How cosmology can help and benefit from other areas of physics
- Autores: David Valcin
- Directores de la Tesis: Licia Verde (dir. tes.)
- Lectura: En la Universitat de Barcelona ( España ) en 2021
- Idioma: inglés
- Tribunal Calificador de la Tesis: Viviana Acquaviva (presid.), Mark Gieles (secret.), Matteo Viel (voc.)
- Programa de doctorado: Programa Oficial de Doctorado en Física
- Materias:
- Enlaces
- Tesis en acceso abierto en: TDX
- Resumen
Context The current ΛCDM cosmological paradigm has seen remarkable success in recent decades (whether it is the discovery of the CMB, the formation of large-scale structures, the expansion of the universe etc.). Like any paradigm, there comes a point when the theory reaches its limits and the question arises as to whether it is simply due to the incompleteness of the theory or whether it should be questioned. In this thesis, I focused particularly on two aspects of the ΛCDM theory: how to effectively include massive neutrinos in the formation of structures and find a methodology to bring a new perspective in the tension surrounding the expansion of the universe.

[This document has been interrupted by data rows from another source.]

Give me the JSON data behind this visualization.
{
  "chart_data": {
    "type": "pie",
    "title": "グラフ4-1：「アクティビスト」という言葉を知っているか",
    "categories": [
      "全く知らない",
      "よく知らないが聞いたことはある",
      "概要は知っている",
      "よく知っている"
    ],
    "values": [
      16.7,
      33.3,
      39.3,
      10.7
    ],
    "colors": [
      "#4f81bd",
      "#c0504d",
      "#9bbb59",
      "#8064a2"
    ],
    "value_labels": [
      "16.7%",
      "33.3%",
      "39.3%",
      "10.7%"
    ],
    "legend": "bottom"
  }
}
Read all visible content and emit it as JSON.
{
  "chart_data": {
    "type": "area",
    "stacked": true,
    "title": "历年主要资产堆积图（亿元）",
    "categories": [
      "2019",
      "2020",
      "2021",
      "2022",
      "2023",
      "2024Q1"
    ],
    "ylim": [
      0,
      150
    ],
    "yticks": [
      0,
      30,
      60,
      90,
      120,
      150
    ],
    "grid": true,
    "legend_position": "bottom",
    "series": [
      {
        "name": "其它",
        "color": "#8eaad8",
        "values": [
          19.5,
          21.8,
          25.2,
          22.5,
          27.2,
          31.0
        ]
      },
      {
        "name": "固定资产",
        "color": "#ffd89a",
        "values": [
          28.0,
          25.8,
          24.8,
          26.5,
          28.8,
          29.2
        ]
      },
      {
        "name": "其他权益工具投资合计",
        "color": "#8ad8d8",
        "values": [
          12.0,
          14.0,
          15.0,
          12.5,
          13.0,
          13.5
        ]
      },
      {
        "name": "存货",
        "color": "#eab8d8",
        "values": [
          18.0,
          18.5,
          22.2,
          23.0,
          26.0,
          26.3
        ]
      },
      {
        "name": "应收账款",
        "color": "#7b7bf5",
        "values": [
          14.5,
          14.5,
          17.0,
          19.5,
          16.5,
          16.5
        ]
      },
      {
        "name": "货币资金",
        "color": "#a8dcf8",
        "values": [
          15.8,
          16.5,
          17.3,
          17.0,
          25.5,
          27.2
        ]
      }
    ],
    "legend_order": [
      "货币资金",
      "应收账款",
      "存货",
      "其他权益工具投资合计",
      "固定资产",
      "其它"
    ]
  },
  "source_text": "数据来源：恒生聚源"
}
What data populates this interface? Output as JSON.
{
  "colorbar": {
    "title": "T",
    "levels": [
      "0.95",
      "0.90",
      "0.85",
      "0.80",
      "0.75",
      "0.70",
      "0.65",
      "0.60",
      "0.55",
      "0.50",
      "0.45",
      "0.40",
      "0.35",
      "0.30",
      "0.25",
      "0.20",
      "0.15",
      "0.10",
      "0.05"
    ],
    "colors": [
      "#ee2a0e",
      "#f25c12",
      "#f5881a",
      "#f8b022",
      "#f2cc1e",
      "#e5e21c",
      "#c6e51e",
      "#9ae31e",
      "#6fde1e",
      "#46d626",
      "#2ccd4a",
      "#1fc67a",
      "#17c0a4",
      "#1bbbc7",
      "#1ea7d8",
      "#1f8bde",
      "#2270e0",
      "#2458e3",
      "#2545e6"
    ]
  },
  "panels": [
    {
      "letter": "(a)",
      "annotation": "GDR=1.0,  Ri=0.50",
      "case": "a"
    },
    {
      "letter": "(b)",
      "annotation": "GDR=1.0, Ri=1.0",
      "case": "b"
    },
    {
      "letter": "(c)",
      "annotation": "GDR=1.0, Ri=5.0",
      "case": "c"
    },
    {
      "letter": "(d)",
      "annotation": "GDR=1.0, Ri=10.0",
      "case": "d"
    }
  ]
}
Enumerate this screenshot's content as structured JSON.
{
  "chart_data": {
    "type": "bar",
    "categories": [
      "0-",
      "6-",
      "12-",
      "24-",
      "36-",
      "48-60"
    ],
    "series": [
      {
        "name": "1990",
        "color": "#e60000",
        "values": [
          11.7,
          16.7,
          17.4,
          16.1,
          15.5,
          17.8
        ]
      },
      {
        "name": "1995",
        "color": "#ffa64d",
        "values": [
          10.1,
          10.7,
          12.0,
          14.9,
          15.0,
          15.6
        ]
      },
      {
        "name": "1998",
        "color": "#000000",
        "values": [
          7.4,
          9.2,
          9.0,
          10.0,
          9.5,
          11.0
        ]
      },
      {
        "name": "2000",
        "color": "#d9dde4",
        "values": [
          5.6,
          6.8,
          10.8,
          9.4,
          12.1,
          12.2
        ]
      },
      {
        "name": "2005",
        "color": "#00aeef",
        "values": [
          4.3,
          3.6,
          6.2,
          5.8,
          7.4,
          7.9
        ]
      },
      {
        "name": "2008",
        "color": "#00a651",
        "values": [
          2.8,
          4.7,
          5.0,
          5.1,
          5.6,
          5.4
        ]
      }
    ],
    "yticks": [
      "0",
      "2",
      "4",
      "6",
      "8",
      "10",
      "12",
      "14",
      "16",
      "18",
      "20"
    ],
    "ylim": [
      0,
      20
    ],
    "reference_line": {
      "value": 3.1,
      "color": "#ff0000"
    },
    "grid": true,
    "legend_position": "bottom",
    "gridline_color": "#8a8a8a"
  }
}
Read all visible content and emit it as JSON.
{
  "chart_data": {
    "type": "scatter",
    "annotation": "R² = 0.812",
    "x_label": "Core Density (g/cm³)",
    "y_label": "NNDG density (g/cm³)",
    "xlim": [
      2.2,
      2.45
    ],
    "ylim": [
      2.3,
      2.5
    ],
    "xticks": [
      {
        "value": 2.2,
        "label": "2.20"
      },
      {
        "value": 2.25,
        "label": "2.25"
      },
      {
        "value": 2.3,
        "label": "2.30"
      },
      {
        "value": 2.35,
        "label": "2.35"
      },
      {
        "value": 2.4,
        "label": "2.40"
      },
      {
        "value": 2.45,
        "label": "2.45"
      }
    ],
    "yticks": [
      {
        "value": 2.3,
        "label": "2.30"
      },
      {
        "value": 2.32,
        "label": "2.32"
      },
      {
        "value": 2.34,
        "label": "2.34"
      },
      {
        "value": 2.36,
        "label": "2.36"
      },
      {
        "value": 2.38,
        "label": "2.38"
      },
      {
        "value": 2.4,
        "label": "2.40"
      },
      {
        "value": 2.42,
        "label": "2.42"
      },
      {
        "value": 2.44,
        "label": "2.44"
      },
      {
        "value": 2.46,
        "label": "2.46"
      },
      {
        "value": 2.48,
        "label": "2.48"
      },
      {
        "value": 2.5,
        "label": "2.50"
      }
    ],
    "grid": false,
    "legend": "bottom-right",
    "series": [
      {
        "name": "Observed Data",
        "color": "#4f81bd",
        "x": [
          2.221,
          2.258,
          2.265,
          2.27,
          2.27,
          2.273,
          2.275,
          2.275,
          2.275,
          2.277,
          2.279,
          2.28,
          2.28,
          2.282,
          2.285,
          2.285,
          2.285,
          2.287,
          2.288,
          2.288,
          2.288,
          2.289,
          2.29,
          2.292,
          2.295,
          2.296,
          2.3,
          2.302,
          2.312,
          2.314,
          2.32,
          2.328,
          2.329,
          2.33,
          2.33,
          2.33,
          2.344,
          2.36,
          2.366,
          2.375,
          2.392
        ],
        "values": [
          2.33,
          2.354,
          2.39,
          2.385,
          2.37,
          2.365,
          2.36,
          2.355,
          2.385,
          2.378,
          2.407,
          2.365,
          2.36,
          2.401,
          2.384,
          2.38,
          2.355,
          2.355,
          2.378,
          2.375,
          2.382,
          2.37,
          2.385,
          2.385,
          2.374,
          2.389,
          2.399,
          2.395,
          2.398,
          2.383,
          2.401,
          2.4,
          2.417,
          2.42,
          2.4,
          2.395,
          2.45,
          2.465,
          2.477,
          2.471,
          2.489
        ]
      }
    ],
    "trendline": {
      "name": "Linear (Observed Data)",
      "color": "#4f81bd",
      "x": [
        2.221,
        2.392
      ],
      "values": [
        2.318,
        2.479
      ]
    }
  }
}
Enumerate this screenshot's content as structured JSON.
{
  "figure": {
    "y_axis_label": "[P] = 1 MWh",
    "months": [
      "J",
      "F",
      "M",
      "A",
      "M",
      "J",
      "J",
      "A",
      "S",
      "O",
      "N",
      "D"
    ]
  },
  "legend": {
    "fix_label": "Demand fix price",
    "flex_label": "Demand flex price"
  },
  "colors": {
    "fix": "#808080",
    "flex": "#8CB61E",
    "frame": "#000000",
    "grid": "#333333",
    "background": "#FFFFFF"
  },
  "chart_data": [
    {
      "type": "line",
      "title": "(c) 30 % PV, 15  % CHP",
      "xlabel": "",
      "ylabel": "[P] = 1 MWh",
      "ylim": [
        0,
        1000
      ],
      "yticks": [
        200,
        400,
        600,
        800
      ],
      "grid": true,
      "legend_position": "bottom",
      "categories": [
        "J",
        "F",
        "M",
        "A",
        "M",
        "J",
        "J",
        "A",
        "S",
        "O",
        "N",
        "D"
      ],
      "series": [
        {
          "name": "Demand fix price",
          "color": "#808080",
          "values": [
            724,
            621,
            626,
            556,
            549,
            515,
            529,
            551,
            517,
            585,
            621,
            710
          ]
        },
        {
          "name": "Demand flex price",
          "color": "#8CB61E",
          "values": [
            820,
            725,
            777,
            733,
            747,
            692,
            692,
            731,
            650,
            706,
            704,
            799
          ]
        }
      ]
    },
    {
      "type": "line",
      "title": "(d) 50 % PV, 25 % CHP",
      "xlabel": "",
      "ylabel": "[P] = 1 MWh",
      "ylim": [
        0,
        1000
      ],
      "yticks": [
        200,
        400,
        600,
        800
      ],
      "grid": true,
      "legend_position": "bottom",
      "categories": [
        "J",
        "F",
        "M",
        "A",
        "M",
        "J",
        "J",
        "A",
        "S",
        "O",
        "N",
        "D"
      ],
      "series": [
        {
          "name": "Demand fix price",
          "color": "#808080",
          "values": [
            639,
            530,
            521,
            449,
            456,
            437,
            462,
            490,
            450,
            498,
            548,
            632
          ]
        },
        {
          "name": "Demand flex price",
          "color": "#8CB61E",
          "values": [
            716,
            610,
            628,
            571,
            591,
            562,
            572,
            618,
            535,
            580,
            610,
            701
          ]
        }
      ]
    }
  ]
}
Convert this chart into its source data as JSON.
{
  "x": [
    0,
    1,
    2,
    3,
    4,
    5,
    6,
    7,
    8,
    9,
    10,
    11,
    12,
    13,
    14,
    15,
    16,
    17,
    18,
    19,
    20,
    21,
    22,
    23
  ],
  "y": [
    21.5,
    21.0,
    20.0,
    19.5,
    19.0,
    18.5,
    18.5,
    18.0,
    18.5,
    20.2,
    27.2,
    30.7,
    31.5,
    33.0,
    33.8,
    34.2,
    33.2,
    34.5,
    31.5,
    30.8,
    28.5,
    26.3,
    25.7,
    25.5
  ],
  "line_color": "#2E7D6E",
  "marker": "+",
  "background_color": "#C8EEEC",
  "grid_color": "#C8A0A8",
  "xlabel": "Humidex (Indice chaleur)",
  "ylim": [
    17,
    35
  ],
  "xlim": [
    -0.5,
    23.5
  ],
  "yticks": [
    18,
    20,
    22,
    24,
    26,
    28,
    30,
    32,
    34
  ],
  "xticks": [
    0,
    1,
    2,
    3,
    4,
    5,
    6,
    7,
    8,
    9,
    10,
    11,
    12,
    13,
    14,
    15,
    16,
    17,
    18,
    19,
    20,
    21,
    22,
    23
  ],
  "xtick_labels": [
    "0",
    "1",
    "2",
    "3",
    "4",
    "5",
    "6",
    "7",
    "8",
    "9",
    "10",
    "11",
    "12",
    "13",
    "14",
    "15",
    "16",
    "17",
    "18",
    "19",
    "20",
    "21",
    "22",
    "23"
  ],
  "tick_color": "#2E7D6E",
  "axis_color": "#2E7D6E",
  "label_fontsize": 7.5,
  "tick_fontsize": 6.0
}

Aims Our objective for this thesis is to show how cosmology can help and benefit from other areas of physics because there is a mutual interest in tackling problems at the interface between cosmology and other areas of physics. Methods In the first part of the thesis, I devoted myself to the development of an emulator in order to be able to quickly and easily implement the effect of massive neutrinos on the clustering of dark matter halos. For that I used the HADES numerical simulations to calibrate the bias (a very useful quantity in cosmology which describes the relation between the clustering of dark matter and the different observables). By combining the result of these calibrations with a software which makes it possible to calculate the perturbative terms of the power spectrum, I was able to develop a competitive emulator up to non-linear scales. Secondly, I devoted myself to the study of globular clusters in a cosmological context. I used a catalog of clusters provided by the HST telescope in the F606W and F814 filters. After removing the clusters with poor photometry, I performed a Bayesian analysis which allowed me to constrain the various parameters common to stars in the same cluster. Models that describe stellar evolution, like the ones I used for the analysis, are often defined for a given set of parameters that vary from model to model. Therefore to reduce the systematic errors due to the use of a specific stellar model, I studied the influence of the parameters governing the different evolutionary phases of stars with the MESA software.
Results The work carried out within the framework of the realization of an emulator, allowed us to highlight important results such as: even if the shape of the bias must be calibrated using numerical simulations, its amplitude can be simply rescaled by a factor proportional to the mass of the neutrinos or the combination of pre-computed coefficients with a software calculating the perturbative terms can be fast enough to be implemented in Monte Carlo sampling softwares. On the other hand, the estimate of the age of the globular clusters that we obtained, coupled with some hypotheses on the time of galaxy formation makes it possible to put a lower limit on the age of the universe. After the reduction of the systematic errors, the age of the universe is thus compared to those obtained from the inference of cosmological parameters of various surveys. With our current precision it is not yet possible to discard any of the measurements at odds (namely Planck or SHOES) in the H0 tension but the results are very promising.
Conclusion Through this thesis I wanted to show that physics and more particularly cosmology could benefit from its interplay with other fields. With a better modeling of the effect of massive neutrinos it will be possible to both improve the inference of cosmological parameters and precisely constrain the mass of neutrinos (for the moment inaccessible to particle physics). A rigorous analysis of globular clusters also offers an estimate of the age of the universe almost independent of a cosmological model which is very valuable in this period of tension when the cosmological paradigm is questioned and challenged.